© JUNGE FREIHEIT Verlag GmbH & Co. www.jungefreiheit.de 08/07 16. Februar 2007

Überraschungsangriff
von Günther Deschner

Mit seinem Überraschungsangriff auf der Münchner Sicherheitskonferenz hat Wladimir Putin der dort versammelten transatlantischen "Community" eine Nuß zu knacken gegeben. So kalt und scharf hat lange kein Kremlchef mehr gesprochen. Putin warf den USA das Streben nach "monopolarer Weltherrschaft", "militärisches Abenteurertum" und "international ausufernde Gewalt" vor - und die Ausdehnung der Nato bis an die Haustür Rußlands und die Installierung eines Raketenabwehrsystems in seinem Vorgarten.

Putin hat mit seiner Rede auf den Tisch gehauen und die Tatsachen so geschildert, wie nicht nur Russen, sondern auch EU-Politiker und selbst Nato-Militärs sie sehen: Die gefährliche Fixierung der US-Politik auf militärische Mittel.

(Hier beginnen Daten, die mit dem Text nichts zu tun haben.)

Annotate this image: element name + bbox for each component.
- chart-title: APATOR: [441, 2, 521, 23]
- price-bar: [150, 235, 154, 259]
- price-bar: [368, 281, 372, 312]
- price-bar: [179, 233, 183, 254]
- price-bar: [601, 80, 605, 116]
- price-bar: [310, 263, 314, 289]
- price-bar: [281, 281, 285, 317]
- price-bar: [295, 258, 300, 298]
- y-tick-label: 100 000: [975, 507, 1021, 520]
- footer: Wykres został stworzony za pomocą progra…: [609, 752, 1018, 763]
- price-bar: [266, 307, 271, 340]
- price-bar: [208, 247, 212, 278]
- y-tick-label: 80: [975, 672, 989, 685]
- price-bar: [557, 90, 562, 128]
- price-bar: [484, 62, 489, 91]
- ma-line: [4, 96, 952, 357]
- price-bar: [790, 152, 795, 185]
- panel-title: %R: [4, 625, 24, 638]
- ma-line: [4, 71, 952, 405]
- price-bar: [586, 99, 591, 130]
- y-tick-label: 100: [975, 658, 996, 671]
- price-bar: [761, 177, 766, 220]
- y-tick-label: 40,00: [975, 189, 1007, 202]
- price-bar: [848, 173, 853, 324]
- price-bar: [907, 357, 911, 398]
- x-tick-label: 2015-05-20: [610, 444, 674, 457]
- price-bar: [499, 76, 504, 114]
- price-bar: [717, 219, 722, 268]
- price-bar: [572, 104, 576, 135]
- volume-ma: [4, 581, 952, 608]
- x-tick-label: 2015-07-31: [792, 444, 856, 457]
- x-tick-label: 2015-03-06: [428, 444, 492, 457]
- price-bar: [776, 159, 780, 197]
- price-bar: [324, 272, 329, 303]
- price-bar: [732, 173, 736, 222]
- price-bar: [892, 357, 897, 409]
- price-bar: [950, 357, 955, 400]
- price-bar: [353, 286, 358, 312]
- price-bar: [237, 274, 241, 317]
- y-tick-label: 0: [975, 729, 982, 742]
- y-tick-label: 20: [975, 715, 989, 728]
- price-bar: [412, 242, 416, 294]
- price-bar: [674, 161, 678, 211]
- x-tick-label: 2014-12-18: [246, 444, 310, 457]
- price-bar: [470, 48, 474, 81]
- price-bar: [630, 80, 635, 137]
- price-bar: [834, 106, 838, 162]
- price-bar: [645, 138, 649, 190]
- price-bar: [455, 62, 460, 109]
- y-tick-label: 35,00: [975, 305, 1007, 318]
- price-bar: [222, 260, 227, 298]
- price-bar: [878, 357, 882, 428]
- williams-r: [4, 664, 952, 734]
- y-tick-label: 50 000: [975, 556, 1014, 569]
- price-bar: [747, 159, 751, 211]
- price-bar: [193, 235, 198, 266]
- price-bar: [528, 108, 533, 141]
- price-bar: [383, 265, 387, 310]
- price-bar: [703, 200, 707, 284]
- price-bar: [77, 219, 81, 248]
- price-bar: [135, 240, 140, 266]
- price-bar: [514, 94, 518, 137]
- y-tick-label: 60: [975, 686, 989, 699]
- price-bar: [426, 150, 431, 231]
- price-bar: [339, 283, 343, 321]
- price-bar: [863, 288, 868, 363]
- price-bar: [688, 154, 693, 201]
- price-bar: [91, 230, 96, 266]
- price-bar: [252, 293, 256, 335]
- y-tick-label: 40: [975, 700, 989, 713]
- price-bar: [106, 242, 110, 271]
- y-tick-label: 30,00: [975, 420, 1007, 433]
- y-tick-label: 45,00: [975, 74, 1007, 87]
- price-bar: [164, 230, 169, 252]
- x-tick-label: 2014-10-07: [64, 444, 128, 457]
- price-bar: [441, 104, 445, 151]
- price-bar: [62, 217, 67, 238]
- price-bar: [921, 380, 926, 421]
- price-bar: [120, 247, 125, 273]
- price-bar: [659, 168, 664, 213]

Die Alleingänge. Das durch die Irak-Invasion ausgelöste Desaster in Mittelost. Die Kriegsdrohungen wie seit Jahren gegen Iran und Syrien. Der ignorante Verzicht auf diplomatische Optionen. Die selbstgefällige Einteilung der Welt in Gut und Böse. Die Doktrin zur Rechtfertigung eines atomaren Erstschlags. Und natürlich der hegemoniale Entwurf Washingtons, wie er im "Projekt für ein neues amerikanisches Jahrhundert" formuliert worden ist. Die darin enthaltene Projektion, potentielle Konkurrenten auch mittels Angriffskriegen niederzuhalten.

Nicht nur Regionalmächte wie der Iran sehen sich als potentielle Opfer. Auch Rußland sieht sich im Zangengriff. Genau das hat Putin in München mitgeteilt.